Li Li is a well-known angel investor in the Chinese market and a founding partner of Next Capital. Li li has more than 8 years of experience in the venture capital industry and has led over 50 Startups in lexin (nasdaq: LX), tuanche (nasdaq: TC), tiger securities (nasdaq: TIGR) and other Startups in the us. Before joining the investment industry, Li Li had 10 years of experience as an editor of business reporting media, including an exclusive interview with amazon founder bezos in the United States. Li li's 2009 book, light company, was a best-seller for business books on amazon.com China.
Our team hosted an interview with Ms. Li, which was aimed to collect opinions relating to the potential consumptions of our product. According to her, compared with the existing plant disease bio-control schemes in the market, the cost of our products has increased despite being more environmentally friendly, which could beneficial in one aspect, but will require economic sacrifice.
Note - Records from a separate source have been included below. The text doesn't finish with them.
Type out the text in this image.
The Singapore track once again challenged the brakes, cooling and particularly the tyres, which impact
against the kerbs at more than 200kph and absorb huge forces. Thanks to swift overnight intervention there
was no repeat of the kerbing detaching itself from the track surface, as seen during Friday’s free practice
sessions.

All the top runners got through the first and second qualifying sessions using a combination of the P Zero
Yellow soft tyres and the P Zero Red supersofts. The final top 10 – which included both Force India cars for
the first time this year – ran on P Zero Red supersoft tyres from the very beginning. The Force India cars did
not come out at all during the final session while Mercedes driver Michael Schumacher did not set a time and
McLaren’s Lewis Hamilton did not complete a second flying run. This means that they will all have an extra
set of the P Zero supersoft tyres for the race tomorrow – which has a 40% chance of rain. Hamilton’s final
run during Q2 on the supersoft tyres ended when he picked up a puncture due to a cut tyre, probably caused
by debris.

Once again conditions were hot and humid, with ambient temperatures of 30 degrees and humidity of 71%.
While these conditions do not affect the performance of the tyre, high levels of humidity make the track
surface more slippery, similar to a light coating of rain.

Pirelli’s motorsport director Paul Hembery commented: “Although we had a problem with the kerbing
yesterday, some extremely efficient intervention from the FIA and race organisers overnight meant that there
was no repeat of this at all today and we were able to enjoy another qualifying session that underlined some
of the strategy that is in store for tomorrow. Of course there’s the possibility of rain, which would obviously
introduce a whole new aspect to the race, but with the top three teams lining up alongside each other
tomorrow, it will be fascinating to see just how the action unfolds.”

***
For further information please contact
She looked forward to our team to promote and implement this the cell-free system detection and treatment tool-kit as soon as possible, and thus to benefit from reduced costs at a large-scale production.
Taking other external factors such as cost into consideration after interviews with several investors, the design of our product was updated into the third generation. Two prototypes of test papers are made and when in use, simply apply the sample with water onto the test paper, the cell-free system will revive and start to function as it was designed. The test papers are economically efficient, each would cost less than 3$ to produce, by using certain plasmids, the paper-based system is allowed to produce Antimicrobial Peptides (AMP) or AiiA protein outside the lab, which conserves the transportation and storage costs.